If you can hit 55% consistently and get down it's like having your own private ATM. Think about that the next time you seeing someone on twitter selling their "70% Weekend Special" for $199.
So far we've been using a flat betting model where our bettors bet size never varies. While this might be easier to model it isn't very realistic. We could go with something like the Kelly criterion to determine the bet size but we'll opt for easy again and use "x" percentage of the bettor's bankroll. This means instead of using an infinite bankroll where a player can never run out of money we will start with a fixed sum. The bankroll size will determine the bet amount.
bettor_bankroll_sim <- function(bets=500, bet_size_p=0.05, bank_roll=1000, winPct=.5) {
results <- rep(0, bets)
for (i in 1:length(results)) {
bet <- bet_size_p * bank_roll
bet <- sample(c(bet, (bet+(bet*.1))*-1),1, prob = c(winPct, (1-winPct)))
bank_roll <- sum(bank_roll, bet)
results[i] <- bank_roll
}
results
}
bettor_bankroll_sim(500, .05, 1000) %>% head()
## [1] 1050.0000 992.2500 937.6762 886.1041 837.3683 879.2367
df <- bind_cols(as_data_frame(replicate(500, bettor_bankroll_sim())))
names(df) <- map_chr(1:500, function(.x) {
paste0("bettor_", .x)
})
sum(tail(df, 1) > 1000)
## [1] 15
The last bit of code gets the number of bettors that, after 500 bets, have a higher bank roll than they started with. That's out of 500 bettors, hitting 50% winners. Let's look at how 55% winners do.
df <-
bind_cols(as_data_frame(replicate(500, bettor_bankroll_sim(winPct = .55))))

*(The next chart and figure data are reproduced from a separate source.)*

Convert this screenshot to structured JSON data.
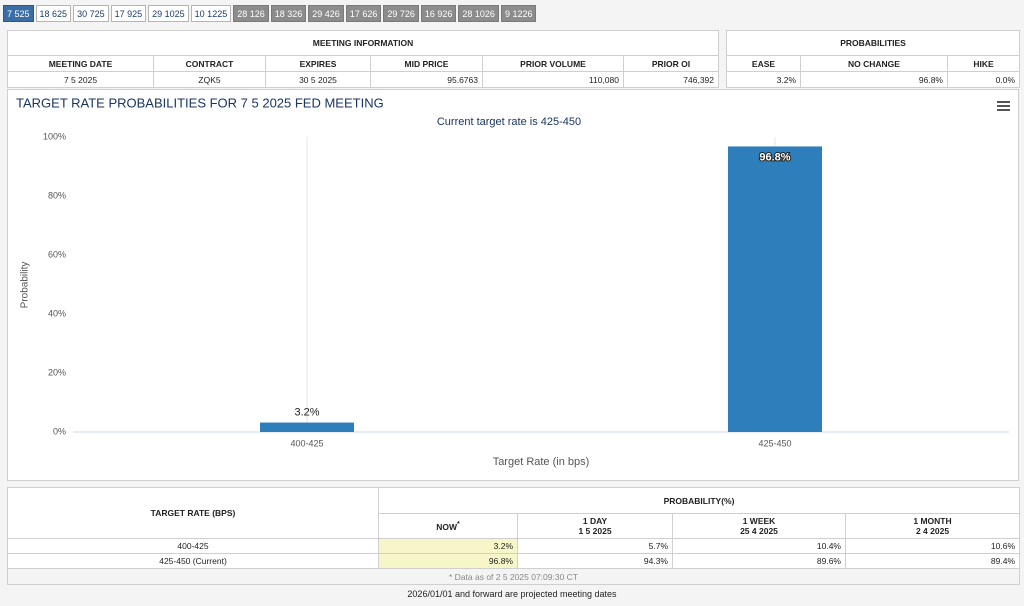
{
  "tabs": [
    "7 525",
    "18 625",
    "30 725",
    "17 925",
    "29 1025",
    "10 1225",
    "28 126",
    "18 326",
    "29 426",
    "17 626",
    "29 726",
    "16 926",
    "28 1026",
    "9 1226"
  ],
  "meeting_info": {
    "title": "MEETING INFORMATION",
    "headers": [
      "MEETING DATE",
      "CONTRACT",
      "EXPIRES",
      "MID PRICE",
      "PRIOR VOLUME",
      "PRIOR OI"
    ],
    "row": [
      "7 5 2025",
      "ZQK5",
      "30 5 2025",
      "95.6763",
      "110,080",
      "746,392"
    ]
  },
  "probabilities": {
    "title": "PROBABILITIES",
    "headers": [
      "EASE",
      "NO CHANGE",
      "HIKE"
    ],
    "row": [
      "3.2%",
      "96.8%",
      "0.0%"
    ]
  },
  "chart_data": {
    "type": "bar",
    "title": "TARGET RATE PROBABILITIES FOR 7 5 2025 FED MEETING",
    "subtitle": "Current target rate is 425-450",
    "x_label": "Target Rate (in bps)",
    "y_label": "Probability",
    "categories": [
      "400-425",
      "425-450"
    ],
    "values": [
      3.2,
      96.8
    ],
    "value_labels": [
      "3.2%",
      "96.8%"
    ],
    "color": "#2e7ebc",
    "ylim": [
      0,
      100
    ],
    "yticks": [
      {
        "value": 0,
        "label": "0%"
      },
      {
        "value": 20,
        "label": "20%"
      },
      {
        "value": 40,
        "label": "40%"
      },
      {
        "value": 60,
        "label": "60%"
      },
      {
        "value": 80,
        "label": "80%"
      },
      {
        "value": 100,
        "label": "100%"
      }
    ],
    "grid": false,
    "x_grid": true
  },
  "rate_table": {
    "row_header": "TARGET RATE (BPS)",
    "group_header": "PROBABILITY(%)",
    "now_label": "NOW",
    "now_mark": "*",
    "columns": [
      {
        "label": "1 DAY",
        "date": "1 5 2025"
      },
      {
        "label": "1 WEEK",
        "date": "25 4 2025"
      },
      {
        "label": "1 MONTH",
        "date": "2 4 2025"
      }
    ],
    "rows": [
      [
        "400-425",
        "3.2%",
        "5.7%",
        "10.4%",
        "10.6%"
      ],
      [
        "425-450 (Current)",
        "96.8%",
        "94.3%",
        "89.6%",
        "89.4%"
      ]
    ],
    "note": "* Data as of 2 5 2025 07:09:30 CT"
  },
  "footer": "2026/01/01 and forward are projected meeting dates"
}
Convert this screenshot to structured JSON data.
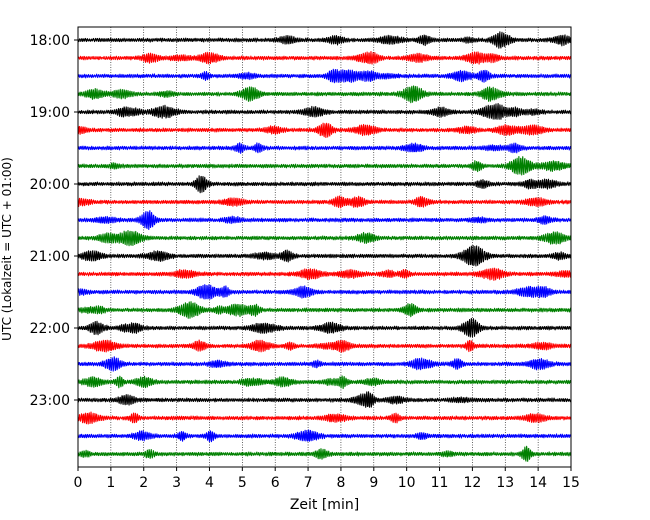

names(df) <- map_chr(1:500, function(.x) {
paste0("bettor_", .x)
})
sum(tail(df, 1) > 1000)
## [1] 368
Let's take a look at the average balance of a 55% winner after 500 bets and a bet size equal to 5% of the bettor's bankroll.
df %>%
tail(1) %>%
rowMeans()
## [1] 3945.657
Now let's plot it.
df %>%
tail(1) %>%
gather(bettor, balance, 1:500) %>%
ggplot(., aes(balance)) +
geom_histogram(fill = "azure3", col="white", binwidth = 1500) +
scale_x_continuous(labels = scales::dollar) +
theme_minimal()
Plotting the final balance of each bettor gives a striking visual of how profitable being a 55% winner can be. This is only after 500 bets starting with $1,000. Let's do something silly and see what it looks like when we start hitting 60% and we will bump the number of bets up to 1,000.
df <-
bind_cols(as_data_frame(replicate(
500, bettor_bankroll_sim(bets = 1000, winPct = .60)
)))
df %>%
tail(1) %>%
gather(bettor, balance, 1:500) %>%
ggplot(., aes(balance)) +
geom_histogram(fill = "azure3", col="white") +
scale_x_continuous(labels = scales::dollar) +
theme_minimal()
You're not seeing that wrong. The plot shows the majority of bars between $0 and $20 million dollars. We purposely didn't set the binwidth in order not to spoil the surprise. Since that's such an extreme spread let's look at the how the average bettor did after 1,000 bets.
df %>%
tail(1) %>%
rowMeans()
## [1] 2941267
The mean is approx 2.7 million dollars. Take that in... On average if you hit 60% of your bets, betting into -110 lines, while betting 5% of your bankroll after starting with $1,000, you will end up 2.7 million dollars richer after 1,000 bets.
How does the best and worst bettors' fare?
df %>%
tail(1) %>%
t() %>%
summary()
## V1
## Min. : 14045
## 1st Qu.: 298185
## Median : 855186
## Mean : 2941267
## 3rd Qu.: 2452648
## Max. :52071785
The bettor with the worst 'luck' ends up 12x his starting balance while the bettor with the best outcome is sitting on roughly 64 million dollars.